After the release of The Divine Damsel of Devastation video on Bilibili, it garnered 3 million views within 12 hours. Yun Jin's performance also prompted some professional opera enthusiasts to analyze and educate about it. Xue Jian, the Consul General of the Chinese Consulate in Osaka at the time, liked the tweet about The Divine Damsel of Devastation on Twitter, describing it as "extremely beautiful". Subsequently, The Divine Damsel of Devastation sparked some cover songs and derivative works. It also attracted coverage from media outlets such as China News Service, Xinhua News Agency, and People's Daily. Chinese actors attempted to reinterpret The Divine Damsel of Devastation for the second time, such as Zeng Xiaomin, director of the Guangdong Cantonese Opera Theatre, who reinterpreted it in the style of Cantonese opera, gaining over 3.5 million views. Additionally, figures from Peking opera, Huai opera, and suona performance showcased their own interpretations of The Divine Damsel of Devastation. The popularity of The Divine Damsel of Devastation also stimulated some opera enthusiasts' reflections. Qiu Danli, from the Shanghai Yue Opera Theater, performed The Divine Damsel of Devastation in the style of Yue opera, garnering millions of views, significantly higher than previous Yue opera videos. She believes that opera can be combined with animation, attempting to bring game characters onto the opera stage.

A week after the release of The Divine Damsel of Devastation, the video's views on Genshin Impact's Bilibili and YouTube English channels surpassed 9.4 million and 2.1 million, respectively. miHoYo's CEO, Liu Wei, expressed "great joy" at the warm reception of The Divine Damsel of Devastation by players worldwide. He also remarked: "taking traditional elements as the foundation, understanding and absorbing new cultural elements, interpreting traditional content in innovative ways, arousing the audience's enthusiasm for traditional culture—this is not only Yun Jin's wish but also our expectation as game content creators".

Kotakus Chinese-American editor, Sisi Jiang, pointed out that when Yun Jin first performed opera on December 26, players' reactions to this character varied. Some enjoyed Yun Jin's performance, while others were displeased. Jiang believes that Peking opera is a niche art form in mainland China, and its development stagnated during the Cultural Revolution. Jiang initially thought Peking opera was unsuitable for cultural exportation. However, after the trailer for the game was released, The Divine Damsel of Devastation sparked significant interest among players in Peking opera, which was unexpected. Promoting Peking opera domestically in mainland China is also challenging, but Genshin Impact, through The Divine Damsel of Devastation and Yun Jin, has aroused global interest in Peking opera. This demonstrates that popular video games can lead mainstream culture rather than just following trends.
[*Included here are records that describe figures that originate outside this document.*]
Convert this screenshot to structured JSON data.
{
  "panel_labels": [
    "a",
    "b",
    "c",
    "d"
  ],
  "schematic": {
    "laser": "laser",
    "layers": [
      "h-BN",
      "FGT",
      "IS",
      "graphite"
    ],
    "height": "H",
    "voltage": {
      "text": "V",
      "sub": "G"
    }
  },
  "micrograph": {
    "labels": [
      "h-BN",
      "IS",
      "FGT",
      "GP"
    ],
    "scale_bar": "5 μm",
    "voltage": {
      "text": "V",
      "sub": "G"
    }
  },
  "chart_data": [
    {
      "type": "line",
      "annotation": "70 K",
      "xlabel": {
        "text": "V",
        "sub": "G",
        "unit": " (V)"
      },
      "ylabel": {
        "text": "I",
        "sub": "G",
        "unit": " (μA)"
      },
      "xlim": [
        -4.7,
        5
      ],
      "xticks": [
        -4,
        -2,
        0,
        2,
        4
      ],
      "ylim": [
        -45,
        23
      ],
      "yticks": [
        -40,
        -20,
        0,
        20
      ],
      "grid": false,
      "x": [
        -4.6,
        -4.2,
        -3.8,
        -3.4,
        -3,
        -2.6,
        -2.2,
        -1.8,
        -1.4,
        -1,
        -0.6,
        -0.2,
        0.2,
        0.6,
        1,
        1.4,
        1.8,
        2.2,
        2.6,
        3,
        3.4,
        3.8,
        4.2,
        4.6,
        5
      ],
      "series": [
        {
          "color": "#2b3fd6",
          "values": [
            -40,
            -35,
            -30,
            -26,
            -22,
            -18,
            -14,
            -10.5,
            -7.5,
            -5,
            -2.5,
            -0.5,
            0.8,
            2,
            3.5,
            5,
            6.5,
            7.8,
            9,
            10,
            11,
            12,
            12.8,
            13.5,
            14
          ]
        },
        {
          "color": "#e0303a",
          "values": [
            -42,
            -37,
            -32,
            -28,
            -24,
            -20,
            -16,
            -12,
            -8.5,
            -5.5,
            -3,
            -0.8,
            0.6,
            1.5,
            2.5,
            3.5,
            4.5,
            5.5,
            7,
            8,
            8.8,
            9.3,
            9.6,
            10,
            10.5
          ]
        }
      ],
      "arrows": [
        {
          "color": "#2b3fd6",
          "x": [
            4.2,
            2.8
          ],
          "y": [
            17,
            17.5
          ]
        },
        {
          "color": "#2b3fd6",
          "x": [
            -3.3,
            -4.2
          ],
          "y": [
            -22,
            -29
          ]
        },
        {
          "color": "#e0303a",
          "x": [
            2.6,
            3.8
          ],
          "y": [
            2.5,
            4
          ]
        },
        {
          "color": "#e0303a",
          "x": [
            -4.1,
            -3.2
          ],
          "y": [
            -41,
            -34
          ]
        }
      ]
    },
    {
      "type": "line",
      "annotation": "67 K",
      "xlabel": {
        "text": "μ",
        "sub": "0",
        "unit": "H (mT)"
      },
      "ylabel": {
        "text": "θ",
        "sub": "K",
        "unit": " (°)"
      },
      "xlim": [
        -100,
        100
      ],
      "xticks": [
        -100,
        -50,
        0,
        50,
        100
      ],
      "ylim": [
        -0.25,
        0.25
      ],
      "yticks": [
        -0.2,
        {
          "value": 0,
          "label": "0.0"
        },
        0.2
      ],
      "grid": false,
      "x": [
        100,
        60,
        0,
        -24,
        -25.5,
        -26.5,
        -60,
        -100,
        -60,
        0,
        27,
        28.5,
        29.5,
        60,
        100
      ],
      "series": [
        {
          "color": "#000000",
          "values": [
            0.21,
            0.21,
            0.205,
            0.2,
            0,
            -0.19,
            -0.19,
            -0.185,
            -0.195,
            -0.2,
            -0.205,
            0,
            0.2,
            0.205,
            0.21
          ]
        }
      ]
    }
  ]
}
Chen Weijun, Vice Dean of the Cultural Industry Development Research Institute at Jinan University, believes that miHoYo's promotion of traditional Chinese opera through the game character Yun Jin is "a relatively good case of cultural international dissemination". Tan Qunzhao, former CEO of Shengqu Games, believes that "Her (Yun Jin's) attire incorporates a lot of operatic elements and is a symbol of Chinese traditional culture".